You have been working as a coordinator in the project office now for one year. What do you look back on?
BR50 had already been set up when I started the job. The founding coordinators had done incredibly valuable work in the previous year. They attracted new members and made sure BR50 became a household name among policy makers but also just across Berlin. A colleague from the WZB Berlin Social Science Centre had already started establishing the office because he started a few months before me. Much has happened since then. We have connected our member institutes on a research level, both within and across disciplines. We created interest groups that focus on specific topics, including artificial intelligence, internationalisation, career planning, but also, most recently, supporting Ukrainian researchers in exile. We see society, the public, as a crucial factor for a functioning science landscape and are committed to increasing BR50’s visibility through active communication. For that, we use Twitter, events, and a podcast.
Which current topics do you see as particularly urgent?
Founding a registered association is currently top of the list. We hope that we will have a legitimate legal form and a long-term perspective for our association come autumn.

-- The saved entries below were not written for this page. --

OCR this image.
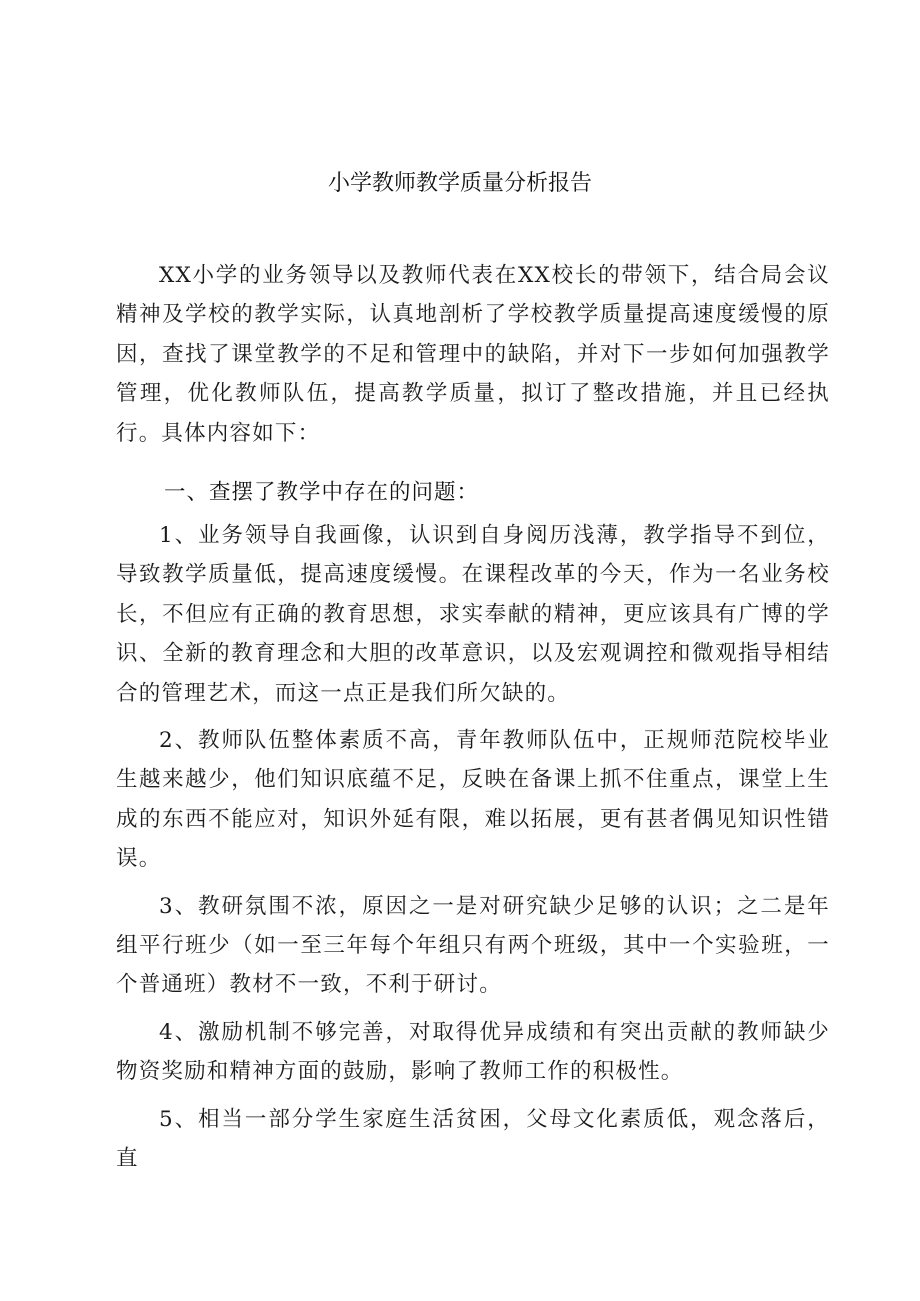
小学教师教学质量分析报告

XX小学的业务领导以及教师代表在XX校长的带领下，结合局会议精神及学校的教学实际，认真地剖析了学校教学质量提高速度缓慢的原因，查找了课堂教学的不足和管理中的缺陷，并对下一步如何加强教学管理，优化教师队伍，提高教学质量，拟订了整改措施，并且已经执行。具体内容如下：

一、查摆了教学中存在的问题：

1、业务领导自我画像，认识到自身阅历浅薄，教学指导不到位，导致教学质量低，提高速度缓慢。在课程改革的今天，作为一名业务校长，不但应有正确的教育思想，求实奉献的精神，更应该具有广博的学识、全新的教育理念和大胆的改革意识，以及宏观调控和微观指导相结合的管理艺术，而这一点正是我们所欠缺的。

2、教师队伍整体素质不高，青年教师队伍中，正规师范院校毕业生越来越少，他们知识底蕴不足，反映在备课上抓不住重点，课堂上生成的东西不能应对，知识外延有限，难以拓展，更有甚者偶见知识性错误。

3、教研氛围不浓，原因之一是对研究缺少足够的认识；之二是年组平行班少（如一至三年每个年组只有两个班级，其中一个实验班，一个普通班）教材不一致，不利于研讨。

4、激励机制不够完善，对取得优异成绩和有突出贡献的教师缺少物资奖励和精神方面的鼓励，影响了教师工作的积极性。

5、相当一部分学生家庭生活贫困，父母文化素质低，观念落后，直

BR50 has developed ten challenges for Berlin as a science and research location and compiled them into a policy paper in September 2021. One pressing issue here is the upcoming sales tax liability for research collaborations. For example, in the case of joint appointments, universities would have to charge sales tax to the non-university research institutes. We also want to involve ourselves in the preparation of the next round of the Excellence Initiative.
As a meteorology major, you have worked as a researcher at Alfred Wegener Institute, Helmholtz Centre for Polar and Marine Research (AWI), among others. What is your relationship with water?
The institute also conducts ocean research. As a meteorologist, my research focused more on atmospheric processes. This includes water, for example, in the form of clouds. I have been strongly influenced by my research trips to the Arctic Oceans and the sea ice – I really felt in my element there. In my personal life, too, I have had a strong connection to the water from an early age as I come from a rowing family. And I love ice cream!
What are your plans for the summer?
Unsurprisingly, I will go to Sweden for two weeks and take part in a rowing tour.